– Алимова сюда.

Подошли Звягин с Алимовым.

– Пленный?

– Это тот самый… информатор… – ответил Вартанян. – Что-то мне его глазки не нравятся… Лазутчик? Сам пришел. Может, наши позиции посмотреть хочет, а потом продаст «духам» сведения. Они тут за деньги на все пойдут.

– Алимов, спроси у него, зачем он пришел?

Махмед забулькал скороговоркой, ежесекундно вздымая руки к небесам и прикладывая их к сердцу. Потом он рухнул на колени перед Нестеровым, пытаясь схватить и поцеловать его руку.

Алимов стал переводить.

– Я же говорил вам, – причитал афганец, – не возвращайтесь в кишлак! Моджахеды будут держаться в нем до последнего. Если вы пойдете на штурм, то случится страшное… Сегодня ночью они подняли всех женщин. Моджахеды будут прикрываться ими, как щитом. Среди них и моя жена. Ради Аллаха, не стреляйте по кишлаку! Уходите! Я очень вас прошу. Я умоляю…

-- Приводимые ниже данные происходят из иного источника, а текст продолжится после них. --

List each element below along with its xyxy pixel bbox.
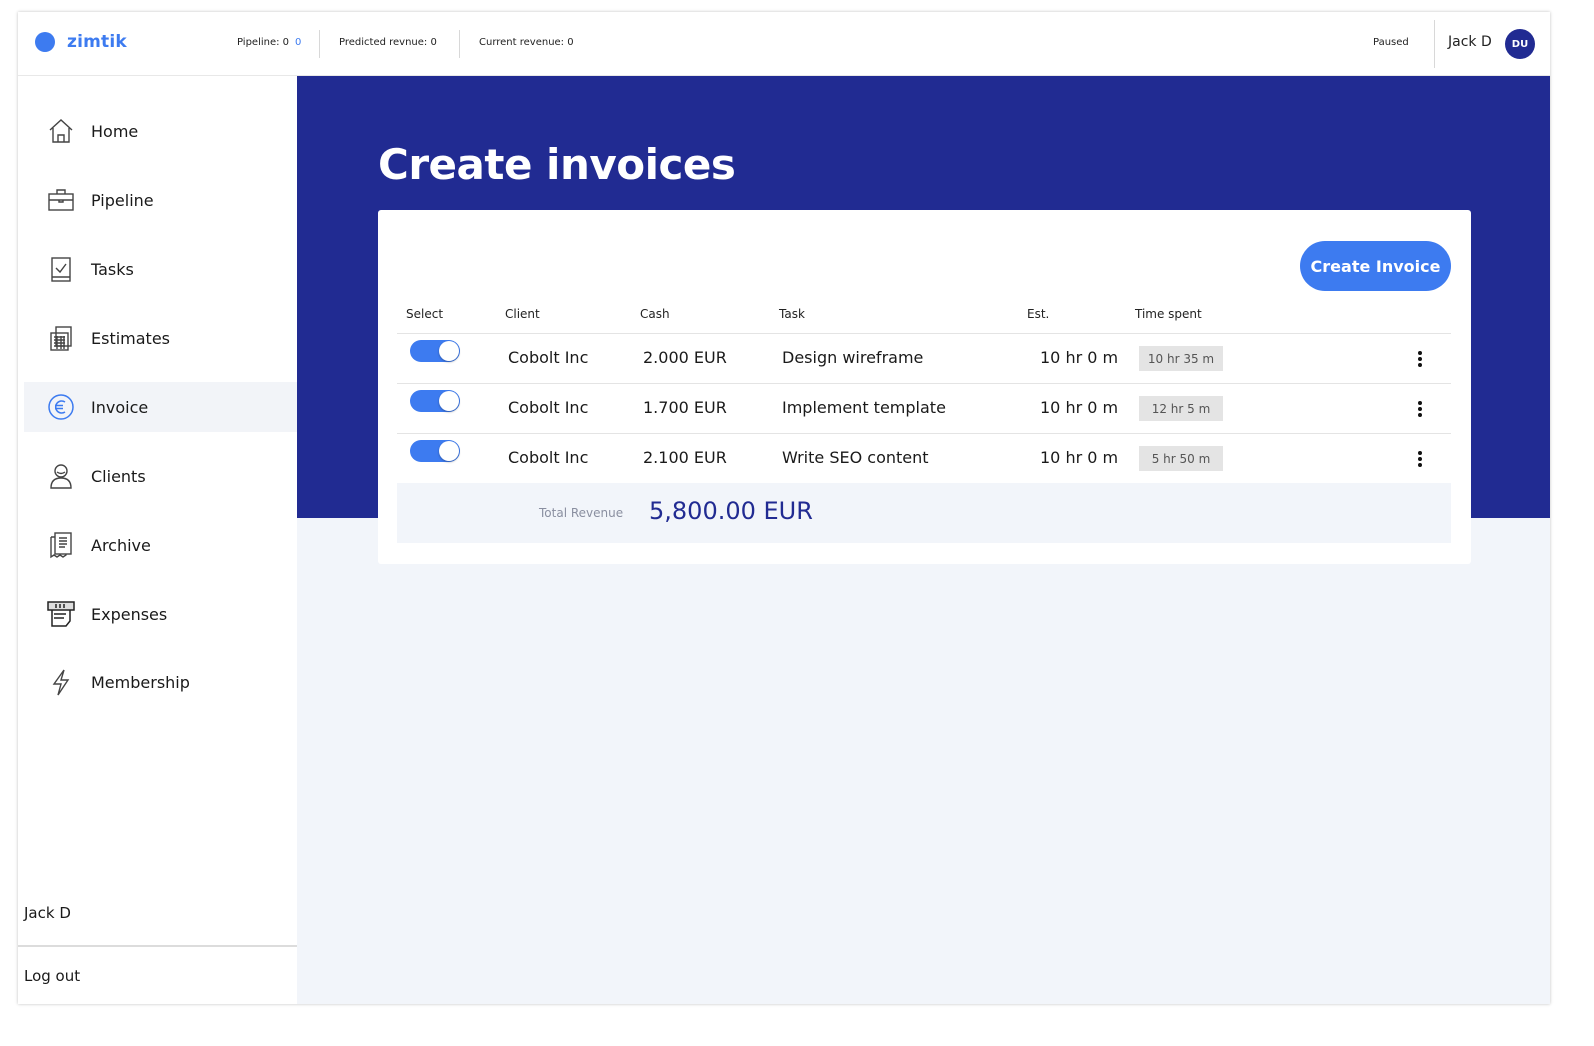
sidebar-item-archive[interactable]: Archive	[24, 520, 297, 570]
euro-icon	[46, 392, 76, 422]
column-header-task: Task	[779, 307, 805, 321]
header-user-name[interactable]: Jack D	[1448, 34, 1492, 50]
cash-cell: 2.100 EUR	[643, 448, 727, 467]
est-cell: 10 hr 0 m	[1040, 448, 1119, 467]
more-options-icon[interactable]	[1411, 448, 1429, 470]
time-spent-badge: 12 hr 5 m	[1139, 396, 1223, 421]
select-toggle[interactable]	[410, 440, 460, 462]
checklist-icon	[46, 254, 76, 284]
select-toggle[interactable]	[410, 390, 460, 412]
status-label[interactable]: Paused	[1373, 37, 1409, 48]
app-window: zimtik Pipeline: 00 Predicted revnue: 0 …	[18, 12, 1550, 1004]
archive-icon	[46, 530, 76, 560]
total-revenue-value: 5,800.00 EUR	[649, 497, 813, 525]
current-revenue-stat: Current revenue: 0	[479, 37, 574, 48]
pipeline-stat: Pipeline: 0 0	[237, 37, 301, 48]
top-bar: zimtik Pipeline: 00 Predicted revnue: 0 …	[18, 12, 1550, 76]
cash-cell: 1.700 EUR	[643, 398, 727, 417]
sidebar-divider	[18, 945, 297, 947]
column-header-select: Select	[406, 307, 444, 321]
logout-link[interactable]: Log out	[24, 967, 80, 985]
sidebar-item-estimates[interactable]: Estimates	[24, 313, 297, 363]
logo[interactable]: zimtik	[35, 32, 127, 52]
est-cell: 10 hr 0 m	[1040, 348, 1119, 367]
toggle-knob	[439, 341, 459, 361]
task-cell: Write SEO content	[782, 448, 929, 467]
divider	[459, 30, 460, 58]
calculator-icon	[46, 323, 76, 353]
sidebar-item-expenses[interactable]: Expenses	[24, 589, 297, 639]
client-cell: Cobolt Inc	[508, 348, 589, 367]
time-spent-badge: 5 hr 50 m	[1139, 446, 1223, 471]
sidebar-item-label: Expenses	[91, 604, 168, 624]
predicted-revenue-stat: Predicted revnue: 0	[339, 37, 437, 48]
person-icon	[46, 461, 76, 491]
more-options-icon[interactable]	[1411, 348, 1429, 370]
pipeline-stat-label: Pipeline: 0	[237, 37, 290, 48]
sidebar-item-label: Pipeline	[91, 190, 154, 210]
column-header-client: Client	[505, 307, 540, 321]
sidebar-item-pipeline[interactable]: Pipeline	[24, 175, 297, 225]
table-row: Cobolt Inc 1.700 EUR Implement template …	[397, 383, 1451, 433]
column-header-cash: Cash	[640, 307, 670, 321]
sidebar-item-home[interactable]: Home	[24, 106, 297, 156]
sidebar-item-label: Invoice	[91, 397, 149, 417]
cash-cell: 2.000 EUR	[643, 348, 727, 367]
sidebar-item-label: Home	[91, 121, 139, 141]
sidebar-item-invoice[interactable]: Invoice	[24, 382, 297, 432]
time-spent-badge: 10 hr 35 m	[1139, 346, 1223, 371]
sidebar-item-label: Tasks	[91, 259, 134, 279]
task-cell: Design wireframe	[782, 348, 924, 367]
pipeline-stat-value: 0	[295, 37, 302, 48]
logo-dot-icon	[35, 32, 55, 52]
client-cell: Cobolt Inc	[508, 448, 589, 467]
more-options-icon[interactable]	[1411, 398, 1429, 420]
toggle-knob	[439, 441, 459, 461]
sidebar-user-name: Jack D	[24, 904, 71, 922]
sidebar: Home Pipeline Tasks Estimates Invoice Cl…	[18, 76, 297, 1004]
est-cell: 10 hr 0 m	[1040, 398, 1119, 417]
sidebar-item-label: Estimates	[91, 328, 171, 348]
divider	[319, 30, 320, 58]
table-row: Cobolt Inc 2.000 EUR Design wireframe 10…	[397, 333, 1451, 383]
sidebar-item-tasks[interactable]: Tasks	[24, 244, 297, 294]
lightning-icon	[46, 667, 76, 697]
column-header-time-spent: Time spent	[1135, 307, 1202, 321]
home-icon	[46, 116, 76, 146]
page-title: Create invoices	[378, 140, 736, 189]
sidebar-item-label: Clients	[91, 466, 146, 486]
sidebar-item-membership[interactable]: Membership	[24, 657, 297, 707]
table-row: Cobolt Inc 2.100 EUR Write SEO content 1…	[397, 433, 1451, 483]
invoice-card: Create Invoice Select Client Cash Task E…	[378, 210, 1471, 564]
total-revenue-label: Total Revenue	[539, 506, 624, 520]
avatar[interactable]: DU	[1505, 29, 1535, 59]
sidebar-item-label: Archive	[91, 535, 151, 555]
column-header-est: Est.	[1027, 307, 1050, 321]
total-revenue-bar: Total Revenue 5,800.00 EUR	[397, 483, 1451, 543]
divider	[1434, 20, 1435, 68]
expenses-icon	[46, 599, 76, 629]
task-cell: Implement template	[782, 398, 946, 417]
sidebar-item-clients[interactable]: Clients	[24, 451, 297, 501]
briefcase-icon	[46, 185, 76, 215]
sidebar-item-label: Membership	[91, 672, 190, 692]
logo-text: zimtik	[67, 32, 127, 52]
toggle-knob	[439, 391, 459, 411]
client-cell: Cobolt Inc	[508, 398, 589, 417]
select-toggle[interactable]	[410, 340, 460, 362]
create-invoice-button[interactable]: Create Invoice	[1300, 241, 1451, 291]
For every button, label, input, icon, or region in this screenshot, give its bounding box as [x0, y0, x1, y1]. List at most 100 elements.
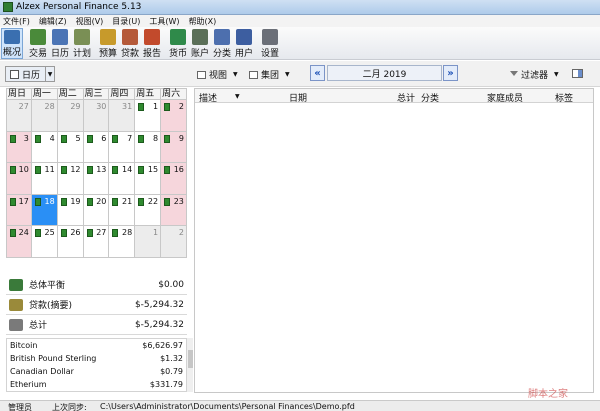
- calendar-day[interactable]: 18: [31, 194, 58, 226]
- calendar-day[interactable]: 9: [161, 131, 187, 163]
- list-header: 描述 ▼ 日期 总计 分类 家庭成员 标签: [195, 89, 593, 104]
- calendar-day[interactable]: 17: [6, 194, 32, 226]
- calendar-day[interactable]: 22: [135, 194, 162, 226]
- filter-button[interactable]: 过滤器 ▼: [510, 68, 559, 81]
- calendar-day-number: 30: [96, 102, 107, 111]
- toolbar-button[interactable]: 概况: [1, 28, 23, 59]
- prev-month-button[interactable]: «: [310, 65, 325, 81]
- status-user: 管理员: [8, 403, 32, 411]
- column-total[interactable]: 总计: [397, 91, 415, 104]
- toolbar-button[interactable]: 设置: [259, 28, 281, 59]
- calendar-day[interactable]: 2: [161, 100, 187, 132]
- toolbar-button[interactable]: 账户: [189, 28, 211, 59]
- calendar-day-number: 12: [70, 165, 81, 174]
- column-category[interactable]: 分类: [421, 91, 439, 104]
- calendar-day[interactable]: 3: [6, 131, 32, 163]
- next-month-button[interactable]: »: [443, 65, 458, 81]
- calendar-day[interactable]: 30: [83, 100, 110, 132]
- calendar-day[interactable]: 6: [83, 131, 110, 163]
- toolbar-button-label: 分类: [212, 49, 231, 59]
- calendar-week: 17 18 19 20 21 22 23: [6, 194, 187, 226]
- column-member[interactable]: 家庭成员: [487, 91, 523, 104]
- menu-item[interactable]: 文件(F): [3, 16, 30, 27]
- calendar-day[interactable]: 12: [57, 163, 84, 195]
- toolbar-button[interactable]: 日历: [49, 28, 71, 59]
- calendar-day[interactable]: 16: [161, 163, 187, 195]
- calendar-day[interactable]: 13: [83, 163, 110, 195]
- toolbar-button[interactable]: 交易: [27, 28, 49, 59]
- total-row[interactable]: 贷款(摘要) $-5,294.32: [6, 295, 187, 315]
- calendar-day[interactable]: 31: [109, 100, 136, 132]
- calendar-day[interactable]: 21: [109, 194, 136, 226]
- calendar-day[interactable]: 27: [83, 226, 110, 258]
- toolbar-button[interactable]: 报告: [141, 28, 163, 59]
- column-description[interactable]: 描述: [199, 91, 217, 104]
- calendar-day[interactable]: 24: [6, 226, 32, 258]
- currency-row[interactable]: Canadian Dollar $0.79: [7, 365, 186, 378]
- column-tag[interactable]: 标签: [555, 91, 573, 104]
- menu-item[interactable]: 工具(W): [149, 16, 179, 27]
- calendar-day[interactable]: 1: [135, 226, 162, 258]
- calendar-day[interactable]: 8: [135, 131, 162, 163]
- toolbar-button[interactable]: 分类: [211, 28, 233, 59]
- currency-row[interactable]: Etherium $331.79: [7, 378, 186, 391]
- calendar-day-number: 31: [122, 102, 133, 111]
- calendar-day[interactable]: 27: [6, 100, 32, 132]
- menu-item[interactable]: 帮助(X): [189, 16, 217, 27]
- menu-bar: 文件(F) 编辑(Z) 视图(V) 目录(U) 工具(W) 帮助(X): [0, 15, 600, 27]
- chevron-down-icon[interactable]: ▼: [45, 67, 54, 81]
- calendar-view-button[interactable]: 日历 ▼: [5, 66, 55, 82]
- report-icon: [144, 29, 160, 45]
- menu-item[interactable]: 编辑(Z): [39, 16, 67, 27]
- calendar-day[interactable]: 1: [135, 100, 162, 132]
- calendar-day[interactable]: 4: [31, 131, 58, 163]
- currency-scrollbar[interactable]: [186, 338, 193, 392]
- calendar-day[interactable]: 14: [109, 163, 136, 195]
- group-icon: [249, 70, 258, 79]
- calendar-day-number: 28: [122, 228, 133, 237]
- toolbar-button[interactable]: 预算: [97, 28, 119, 59]
- calendar-day[interactable]: 25: [31, 226, 58, 258]
- toolbar-button[interactable]: 计划: [71, 28, 93, 59]
- menu-item[interactable]: 视图(V): [76, 16, 104, 27]
- calendar-day[interactable]: 26: [57, 226, 84, 258]
- calendar-day[interactable]: 23: [161, 194, 187, 226]
- calendar-day[interactable]: 29: [57, 100, 84, 132]
- calendar-day[interactable]: 7: [109, 131, 136, 163]
- window-title: Alzex Personal Finance 5.13: [16, 2, 142, 12]
- transaction-marker-icon: [60, 229, 67, 237]
- total-row[interactable]: 总体平衡 $0.00: [6, 275, 187, 295]
- calendar-day[interactable]: 20: [83, 194, 110, 226]
- toolbar-button-label: 计划: [72, 49, 91, 59]
- users-icon: [236, 29, 252, 45]
- toolbar-button-label: 贷款: [120, 49, 139, 59]
- transaction-marker-icon: [10, 229, 16, 237]
- scrollbar-thumb[interactable]: [188, 350, 193, 368]
- total-row[interactable]: 总计 $-5,294.32: [6, 315, 187, 335]
- menu-item[interactable]: 目录(U): [112, 16, 140, 27]
- calendar-day[interactable]: 5: [57, 131, 84, 163]
- calendar-day[interactable]: 15: [135, 163, 162, 195]
- group-menu-button[interactable]: 集团 ▼: [249, 68, 290, 81]
- chevron-down-icon: ▼: [233, 71, 238, 78]
- month-selector[interactable]: 二月 2019: [327, 65, 442, 81]
- app-icon: [3, 2, 13, 12]
- currency-row[interactable]: British Pound Sterling $1.32: [7, 352, 186, 365]
- calendar-day[interactable]: 19: [57, 194, 84, 226]
- currency-row[interactable]: Bitcoin $6,626.97: [7, 339, 186, 352]
- toolbar-button-label: 交易: [28, 49, 47, 59]
- transaction-marker-icon: [10, 197, 16, 206]
- view-menu-button[interactable]: 视图 ▼: [197, 68, 238, 81]
- toolbar-button[interactable]: 用户: [233, 28, 255, 59]
- panel-toggle-icon[interactable]: [572, 69, 583, 78]
- calendar-day[interactable]: 2: [161, 226, 187, 258]
- toolbar-button[interactable]: 贷款: [119, 28, 141, 59]
- column-date[interactable]: 日期: [289, 91, 307, 104]
- toolbar-button[interactable]: 货币: [167, 28, 189, 59]
- calendar-day-number: 13: [96, 165, 107, 174]
- calendar-day[interactable]: 10: [6, 163, 32, 195]
- filter-label: 过滤器: [521, 71, 549, 81]
- calendar-day[interactable]: 11: [31, 163, 58, 195]
- calendar-day[interactable]: 28: [109, 226, 136, 258]
- calendar-day[interactable]: 28: [31, 100, 58, 132]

Он стоял на коленях и бился головой о землю. Чалма слетела, покатилась, как футбольный мяч.

Звягин напряженно слушал, покусывая кончики усов.

– Спроси его, Алимов, почему моджахеды не ушли в горы, когда узнали, что мы идем в кишлак. Какого черта им этот кишлак сдался?

– Моджахеды хотели уйти, – ответил Махмед. – Но хозяин не разрешил, он сказал, что если все уйдут в горы, то шурави найдут склад с оружием и боеприпасами. А это хозяину будет очень дорого стоить.

– Что, такой большой склад, что ради него надо стоять до последнего и прикрываться женщинами?

Махмед медленно поднялся на ноги, подобрал чалму, водрузил ее на голову и, нервно теребя пальцами жиденькую черную бороденку, произнес:

– Большой – не то слово. Он огромный. Им можно вооружить целую армию.

– Ты знаешь, где этот склад находится?

– Не знаю… Нет, не знаю… Это держится в строжайшем секрете…

– Ты понимаешь, батя, – сказал Ашот, – мы склады с оружием тоже ценим и ради богатого трофея готовы драться аки тигры.

Неизвестно, как Алимов перевел реплику старшего лейтенанта, но афганец вздрогнул так, словно его ударило током. Он посмотрел на офицеров широко раскрытыми глазами, в которых застыло отчаяние. Медленно, едва слышно он ответил:

– Умоляю вас, не стреляйте по кишлаку. Никакое оружие не стоит жизни наших детей и женщин.

– Тут ты прав, батя. Но если мы это оружие не экспроприируем, то потом оно будет стрелять по нашим бойцам. А нам это на фиг не надо. Так что давай искать золотую середину. Баб твоих, конечно, нам жалко, но наших бойцов жальче еще сильнее, а потом…

– Ладно, закрой рот, – оборвал словесный поток Вартаняна Звягин и пошел к радиостанции докладывать Воблину о встрече с Махмедом. Вартанян расхаживал вокруг афганца и, прищурившись, подозрительно смотрел на него. Нестеров, сидя на земле, думал о том, что война – это необыкновенная, несравнимая дрянь, потому как никогда не найдешь компромисса и не обойдешься без чьей-либо крови. «Уйти нельзя стрелять». Вот и мучайся, где запятую поставить.

Ротный быстрым шагом вернулся к офицерам.

– Воблин уже в пути – наша техника и афганские бойцы выдвигаются к кишлаку по шоссе. Нам приказано подняться в горы, пройти вокруг кишлака по хребту, чтобы исключить возможный удар противника сверху, и блокировать кишлак с южной стороны.

– Шиздец, – прокомментировал Вартанян. – Значит, будет большая война.

– А как он отреагировал на то, что моджахеды готовы прикрываться женщинами? – спросил Нестеров.

Звягин скривился и отрицательно покачал головой.

– Стал кричать, что не верит ни единому слову афганца, что мы любезничаем со шпионом и дезинформатором. Мол, ваш афганец обеспокоен только тем, что наша техника подавит посевы на его поле и развалит пару дувалов.